これらを通じ、1年ごとのフェーズ制でオープンなR&Dを推進していく方針を示した。続く鈴木氏は、米国シリコンバレー発のAIユニコーン企業DevRevの紹介から講演を開始。設立からわずか数年で評価額10億ドル規模に到達した同社は、開発者(Dev)と利用者(Rev)を結ぶ“AIエージェント基盤”を提供していると説明した。MITの最新レポートを引きつつ、「世界の企業の95%が生成AI導入に失敗している」現状を分析。失敗要因として「学習構造の欠如」「知識の分断」「評価ループの不在」などを挙げ、ナレッジグラフがそれらを補完できる仕組みであると強調した。
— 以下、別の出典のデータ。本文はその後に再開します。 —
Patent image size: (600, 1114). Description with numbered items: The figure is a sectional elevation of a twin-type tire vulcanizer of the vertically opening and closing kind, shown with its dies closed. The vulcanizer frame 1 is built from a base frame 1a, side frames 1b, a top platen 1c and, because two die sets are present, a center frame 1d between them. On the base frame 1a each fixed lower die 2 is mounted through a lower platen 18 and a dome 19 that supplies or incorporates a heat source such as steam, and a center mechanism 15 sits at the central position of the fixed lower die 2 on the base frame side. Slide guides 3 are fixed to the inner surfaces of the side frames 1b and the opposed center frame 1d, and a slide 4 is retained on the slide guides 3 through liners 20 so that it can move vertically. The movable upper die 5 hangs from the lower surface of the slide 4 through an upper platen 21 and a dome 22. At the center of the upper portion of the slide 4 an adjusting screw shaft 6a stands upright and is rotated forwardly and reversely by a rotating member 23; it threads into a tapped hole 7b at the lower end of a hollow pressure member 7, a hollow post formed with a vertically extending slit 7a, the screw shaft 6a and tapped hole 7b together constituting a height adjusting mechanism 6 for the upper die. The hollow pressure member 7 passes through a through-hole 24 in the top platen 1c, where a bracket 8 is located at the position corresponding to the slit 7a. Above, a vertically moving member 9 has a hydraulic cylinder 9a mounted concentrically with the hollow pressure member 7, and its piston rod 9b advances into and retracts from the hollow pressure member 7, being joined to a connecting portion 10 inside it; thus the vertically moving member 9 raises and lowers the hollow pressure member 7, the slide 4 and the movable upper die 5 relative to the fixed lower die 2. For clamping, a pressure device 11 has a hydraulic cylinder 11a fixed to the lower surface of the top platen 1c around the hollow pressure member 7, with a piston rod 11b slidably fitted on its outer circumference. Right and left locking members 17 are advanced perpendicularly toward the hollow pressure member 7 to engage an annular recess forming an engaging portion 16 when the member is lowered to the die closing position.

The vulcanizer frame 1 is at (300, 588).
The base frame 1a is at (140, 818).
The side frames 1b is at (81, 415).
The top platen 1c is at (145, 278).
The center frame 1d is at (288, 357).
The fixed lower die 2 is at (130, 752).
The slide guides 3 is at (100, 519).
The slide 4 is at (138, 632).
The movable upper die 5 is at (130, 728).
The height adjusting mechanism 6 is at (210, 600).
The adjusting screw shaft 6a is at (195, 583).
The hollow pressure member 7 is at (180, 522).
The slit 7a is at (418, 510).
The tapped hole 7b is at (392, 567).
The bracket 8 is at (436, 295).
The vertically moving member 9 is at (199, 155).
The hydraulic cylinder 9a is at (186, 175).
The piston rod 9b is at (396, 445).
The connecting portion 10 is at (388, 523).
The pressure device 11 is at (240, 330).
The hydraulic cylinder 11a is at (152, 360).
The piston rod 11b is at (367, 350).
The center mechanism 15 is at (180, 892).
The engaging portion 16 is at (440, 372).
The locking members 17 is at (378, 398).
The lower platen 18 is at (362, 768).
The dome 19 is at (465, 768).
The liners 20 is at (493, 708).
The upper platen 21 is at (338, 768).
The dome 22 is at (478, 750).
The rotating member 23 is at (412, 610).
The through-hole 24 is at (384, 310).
さらに鈴木氏は、DevRevが実装するナレッジグラフを活用すれば、企業内の分散データを論理的に接続し、AIが一貫性のある説明可能な推論を実現できると解説。ラグ(RAG)やベクトル検索では困難な「否定条件」や「関係性推論」も扱えることを示し、AIの信頼性を飛躍的に高める技術であると紹介した。講演終盤では、ナレッジグラフと生成AIを組み合わせた金融機関での自動応答システム事例を披露。従来8時間かかっていた返金処理が、チャットAIによるナレッジグラフ統合で平均10分に短縮され、顧客満足度と収益性が共に向上したと報告した。最後に鈴木氏は、「AIをチームメイトとして採用する時代。人間は意思決定に集中し、AIが知識と実務を支える環境をつくる」と語り、GAISとOOLの共同プロジェクトが、日本における生成AI×ナレッジグラフ”時代の実装モデルとなることを期待して講演を締めくくった。